Enbridge has picked contractors to build a 4-mile tunnel to house a new segment of the Line 5 oil pipeline under the Straits of Mackinac that connect Lakes Michigan and Huron, according to a press release from the Canadian pipeline giant.
A joint venture made of Bozeman, Montana-headquartered Barnard and Miami-based Civil & Building North America called Mackinac Straits Partners was selected for the project.
The Straits of Mackinac are the short waterways between Michigan’s Upper and Lower peninsulas. The project entails replacing dual oil pipelines that run underwater between the peninsulas with a new, tunnel-encased pipeline.
An Enbridge spokesperson told Michigan NPR affiliate WGVU that the company will not be disclosing the cost of the contract at this time. The overall project cost was originally pegged at $500 million, but that number is likely to rise due to inflation as delays continue.
Enbridge’s 645-mile Line 5 pipeline is part of its Lakehead System, which begins in Superior, Wisconsin, and ends in Sarnia, Canada.
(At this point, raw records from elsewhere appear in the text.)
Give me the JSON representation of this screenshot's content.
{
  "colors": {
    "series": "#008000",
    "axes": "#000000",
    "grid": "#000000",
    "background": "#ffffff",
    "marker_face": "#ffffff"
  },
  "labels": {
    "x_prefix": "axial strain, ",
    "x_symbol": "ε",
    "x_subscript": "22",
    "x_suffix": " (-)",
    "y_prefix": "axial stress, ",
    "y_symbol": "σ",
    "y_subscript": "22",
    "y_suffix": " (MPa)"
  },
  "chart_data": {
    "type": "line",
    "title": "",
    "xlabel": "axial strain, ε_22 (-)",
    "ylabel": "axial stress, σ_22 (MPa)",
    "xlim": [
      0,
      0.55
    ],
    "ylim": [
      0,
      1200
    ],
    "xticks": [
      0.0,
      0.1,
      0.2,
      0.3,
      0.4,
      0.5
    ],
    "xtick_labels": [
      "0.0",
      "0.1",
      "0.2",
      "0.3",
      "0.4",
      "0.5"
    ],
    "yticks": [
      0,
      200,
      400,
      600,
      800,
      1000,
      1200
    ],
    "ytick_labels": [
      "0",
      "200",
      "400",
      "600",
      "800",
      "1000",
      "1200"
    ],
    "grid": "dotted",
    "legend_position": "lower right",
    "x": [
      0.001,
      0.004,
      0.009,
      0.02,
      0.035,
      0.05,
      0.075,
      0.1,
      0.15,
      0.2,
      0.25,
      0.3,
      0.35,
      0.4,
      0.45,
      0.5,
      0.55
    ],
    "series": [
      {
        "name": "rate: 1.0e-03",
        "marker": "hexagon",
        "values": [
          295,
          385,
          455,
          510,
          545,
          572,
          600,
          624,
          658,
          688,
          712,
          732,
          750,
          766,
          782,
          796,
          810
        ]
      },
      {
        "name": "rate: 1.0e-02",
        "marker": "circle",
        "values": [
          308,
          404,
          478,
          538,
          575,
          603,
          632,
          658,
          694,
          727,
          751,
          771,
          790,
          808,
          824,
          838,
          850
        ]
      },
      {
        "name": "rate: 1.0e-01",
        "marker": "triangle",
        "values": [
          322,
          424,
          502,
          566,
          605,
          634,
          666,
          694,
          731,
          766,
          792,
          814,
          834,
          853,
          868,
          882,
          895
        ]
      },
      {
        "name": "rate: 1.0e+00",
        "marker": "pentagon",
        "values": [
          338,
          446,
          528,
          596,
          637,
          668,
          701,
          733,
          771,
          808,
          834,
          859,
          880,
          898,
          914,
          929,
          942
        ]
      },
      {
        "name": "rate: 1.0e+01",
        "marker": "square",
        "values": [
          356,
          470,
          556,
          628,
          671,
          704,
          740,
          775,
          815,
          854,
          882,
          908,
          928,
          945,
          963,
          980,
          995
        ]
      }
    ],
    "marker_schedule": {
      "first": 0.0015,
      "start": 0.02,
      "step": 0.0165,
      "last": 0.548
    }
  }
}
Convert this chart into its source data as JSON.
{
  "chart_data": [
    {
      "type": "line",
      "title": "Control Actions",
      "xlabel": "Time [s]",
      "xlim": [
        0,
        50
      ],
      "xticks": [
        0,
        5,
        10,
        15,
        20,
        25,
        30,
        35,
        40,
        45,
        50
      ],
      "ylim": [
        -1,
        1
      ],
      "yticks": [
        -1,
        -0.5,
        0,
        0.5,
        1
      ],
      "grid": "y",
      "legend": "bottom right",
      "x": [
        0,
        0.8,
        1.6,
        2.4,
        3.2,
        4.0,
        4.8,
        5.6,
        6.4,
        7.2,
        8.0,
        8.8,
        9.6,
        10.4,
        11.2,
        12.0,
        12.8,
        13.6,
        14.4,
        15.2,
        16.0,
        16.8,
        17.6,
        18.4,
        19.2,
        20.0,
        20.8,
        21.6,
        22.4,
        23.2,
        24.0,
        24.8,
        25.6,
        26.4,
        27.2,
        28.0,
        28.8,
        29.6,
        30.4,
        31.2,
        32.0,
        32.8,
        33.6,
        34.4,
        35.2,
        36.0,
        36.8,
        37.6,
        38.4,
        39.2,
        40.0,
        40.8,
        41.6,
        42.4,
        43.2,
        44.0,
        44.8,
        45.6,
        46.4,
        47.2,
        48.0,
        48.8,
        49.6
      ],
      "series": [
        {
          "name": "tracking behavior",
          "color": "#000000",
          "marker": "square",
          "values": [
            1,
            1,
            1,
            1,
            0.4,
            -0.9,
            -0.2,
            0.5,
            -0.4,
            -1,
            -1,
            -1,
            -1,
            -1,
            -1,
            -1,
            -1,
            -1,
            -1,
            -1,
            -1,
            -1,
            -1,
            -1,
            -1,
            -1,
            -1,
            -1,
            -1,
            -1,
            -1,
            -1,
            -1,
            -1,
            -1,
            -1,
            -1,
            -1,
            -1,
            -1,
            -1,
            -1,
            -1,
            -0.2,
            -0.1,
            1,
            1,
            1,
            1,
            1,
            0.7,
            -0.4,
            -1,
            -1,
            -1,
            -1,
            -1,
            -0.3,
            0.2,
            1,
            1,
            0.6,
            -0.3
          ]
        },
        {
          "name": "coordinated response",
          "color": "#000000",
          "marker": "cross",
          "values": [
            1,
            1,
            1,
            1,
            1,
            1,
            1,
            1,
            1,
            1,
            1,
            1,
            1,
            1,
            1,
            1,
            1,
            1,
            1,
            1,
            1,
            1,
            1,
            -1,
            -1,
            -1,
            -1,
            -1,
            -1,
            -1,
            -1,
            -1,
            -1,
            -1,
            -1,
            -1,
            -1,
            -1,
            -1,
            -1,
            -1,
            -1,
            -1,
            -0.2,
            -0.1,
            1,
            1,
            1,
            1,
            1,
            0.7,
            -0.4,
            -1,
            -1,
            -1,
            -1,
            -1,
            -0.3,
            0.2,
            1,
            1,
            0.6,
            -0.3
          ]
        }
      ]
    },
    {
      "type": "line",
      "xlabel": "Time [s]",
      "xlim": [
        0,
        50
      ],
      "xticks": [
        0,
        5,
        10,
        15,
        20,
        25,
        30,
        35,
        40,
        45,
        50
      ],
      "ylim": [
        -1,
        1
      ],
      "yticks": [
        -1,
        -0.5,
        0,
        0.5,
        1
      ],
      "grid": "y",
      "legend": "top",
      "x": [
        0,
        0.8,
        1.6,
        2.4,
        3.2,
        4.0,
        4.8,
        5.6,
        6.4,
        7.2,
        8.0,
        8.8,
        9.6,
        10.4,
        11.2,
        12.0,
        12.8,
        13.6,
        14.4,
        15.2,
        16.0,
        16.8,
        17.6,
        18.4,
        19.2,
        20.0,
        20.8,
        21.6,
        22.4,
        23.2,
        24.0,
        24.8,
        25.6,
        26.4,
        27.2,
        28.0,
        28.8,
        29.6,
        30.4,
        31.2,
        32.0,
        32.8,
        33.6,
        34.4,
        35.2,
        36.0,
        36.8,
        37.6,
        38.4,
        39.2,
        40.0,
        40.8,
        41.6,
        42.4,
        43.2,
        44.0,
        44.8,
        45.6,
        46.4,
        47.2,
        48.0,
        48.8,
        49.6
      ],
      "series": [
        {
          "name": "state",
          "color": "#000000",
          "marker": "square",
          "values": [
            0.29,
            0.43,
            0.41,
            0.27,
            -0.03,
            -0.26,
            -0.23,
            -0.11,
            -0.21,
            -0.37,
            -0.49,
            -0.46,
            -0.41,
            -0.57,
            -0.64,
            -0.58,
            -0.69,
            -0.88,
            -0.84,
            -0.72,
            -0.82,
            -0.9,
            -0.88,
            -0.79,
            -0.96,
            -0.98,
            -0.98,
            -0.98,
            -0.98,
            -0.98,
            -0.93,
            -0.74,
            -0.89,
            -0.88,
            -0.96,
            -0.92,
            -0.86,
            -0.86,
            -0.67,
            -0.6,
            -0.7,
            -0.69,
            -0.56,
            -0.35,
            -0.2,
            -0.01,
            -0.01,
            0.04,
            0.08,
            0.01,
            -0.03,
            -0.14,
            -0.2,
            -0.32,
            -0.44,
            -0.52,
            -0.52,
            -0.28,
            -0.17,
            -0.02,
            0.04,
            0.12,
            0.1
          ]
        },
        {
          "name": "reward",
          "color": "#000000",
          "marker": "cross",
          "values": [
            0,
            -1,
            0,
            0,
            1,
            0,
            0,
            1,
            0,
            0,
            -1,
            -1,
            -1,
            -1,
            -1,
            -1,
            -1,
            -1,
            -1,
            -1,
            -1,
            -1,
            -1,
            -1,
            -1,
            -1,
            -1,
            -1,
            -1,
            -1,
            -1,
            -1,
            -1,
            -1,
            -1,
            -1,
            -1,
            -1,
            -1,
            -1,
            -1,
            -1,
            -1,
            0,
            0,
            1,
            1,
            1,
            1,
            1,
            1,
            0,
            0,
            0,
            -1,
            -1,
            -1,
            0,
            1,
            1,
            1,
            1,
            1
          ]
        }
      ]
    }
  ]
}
Federal approval for the Michigan tunnel, which would be bored into bedrock underwater through the Mackinac Straits, is necessary because the project involves building in and discharging materials into U.S. navigable waters.
The tunnel project came about after an accident in 2010, per Belt Magazine, when 843,000 gallons of heavy crude oil spilled from Enbridge-owned Line 6B into a tributary of the Kalamazoo River. It remains the second-largest inland oil spill in U.S. history, according to the Line 5 environmental impact statement prepared for the U.S. Army Corps of Engineers. The spill sparked more focus on the potential ecological and economic damage that could occur if the Line 5 pipeline running under the Mackinac Straits failed.
Looking ahead
The Line 5 project has seen numerous lawsuits and delays, and construction is still not ready to start.
Enbridge has permits from the state of Michigan but must wait for final approvals from the U.S. Army Corps of Engineers, which indicated it will decide whether to grant the remaining environmental permits by early 2026, according to the company. Both Enbridge and environmental activists opposing the project expressed frustration at the delay.
Another barrier to the project is a lawsuit brought in June 2019 by Michigan Attorney General Dana Nessel, which seeks to void Enbridge’s use of the 1953 Line 5 easement and end its use of the existing pipelines in the Straits. That case is awaiting a decision in the U.S. Sixth Circuit Court of Appeals.
Once the final approvals are in place, the tunnel would take three to four years to build, according to the University of Michigan publication Michigan Engineering News.